Brought to you by NumFOCUS Foundation and O’Reilly Media Inc.
The official Jupyter Conference
August 22-23, 2017: Training
August 23-25, 2017: Tutorials & Conference
New York, NY

Data science apps: Beyond notebooks

4:10pm–4:50pm Friday, August 25, 2017
Usage and application
Location: Sutton Center/Sutton South Level: Beginner
Average rating: *****
(5.00, 1 rating)

Who is this presentation for?

  • Data analysts, software engineers, and data scientists who are interested in customizing the Jupyter experience for specific tasks

Prerequisite knowledge

  • Familiarity with the Jupyter Notebook

What you'll learn

  • Learn how to build full-fledged applications with Jupyter
  • Explore the features of a Jupyter gateway to build RESTful data-driven APIs

Description

Jupyter notebooks are transforming the way we look at computing, coding, and science. But is this the only “data scientist experience” that this technology can provide? Natalino Busa explains how you can create interactive web applications for data exploration and analysis that in the background are still powered by the well-understood and well-documented Jupyter Notebook.

Natalino shares an architecture composed of three parts: a Jupyter server-only gateway, a Python Jupyter kernel, and an Angular/Bootstrap web application. In particular, the Jupyter gateway allows data scientists to expose notebook code as RESTful API endpoints. The web app can now programmatically run notebooks simply by accessing a REST API. In the background, the Python Jupyter kernel runs notebook data science and machine learning code fragments and returns the results back as JSON data. By chaining these components, you can create beautiful, rich apps that go beyond the limit of the “notebook experience,” providing engaging data analytics journeys where coding is hidden and the UI can be more tuned toward data exploration and more intuitive and guided “data science tours.”
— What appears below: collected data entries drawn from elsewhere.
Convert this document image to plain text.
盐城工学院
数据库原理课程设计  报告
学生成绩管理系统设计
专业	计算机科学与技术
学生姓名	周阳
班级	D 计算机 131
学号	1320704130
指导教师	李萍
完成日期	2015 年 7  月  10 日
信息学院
Natalino then explores two examples of this new breed of notebook-powered web apps: O’Reilly’s Oriole Online Tutorials and Autoscience, a project of his own design. Oriole Online Tutorials are a mixture of embedded runnable code, videos, and text that provide a rich training experience where the video is synchronized with the text. In an Oriole Online Tutorial, the embedded code is actually run in the cloud, and the results are pushed back to the browser. The Autoscience project is an example of a meta-notebook. The UI is more intuitive for non-data scientists and provides a selection of precanned analyses of datasets, such as anomaly detection, dimensionality reduction, classification, and clustering. It uses a custom open sourced Python library in the background running on a Python Jupyter kernel.

Photo of Natalino Busa

Natalino Busa

DBS

Natalino Busa is the chief data architect at DBS, where he leads the definition, design, and implementation of big, fast data solutions for data-driven applications, such as predictive analytics, personalized marketing, and security event monitoring. Natalino is an all-around technology manager, product developer, and innovator with a 15+-year track record in research, development, and management of distributed architectures and scalable services and applications. Previously, he was the head of data science at Teradata, an enterprise data architect at ING, and a senior researcher at Philips Research Laboratories on the topics of system-on-a-chip architectures, distributed computing, and parallelizing compilers.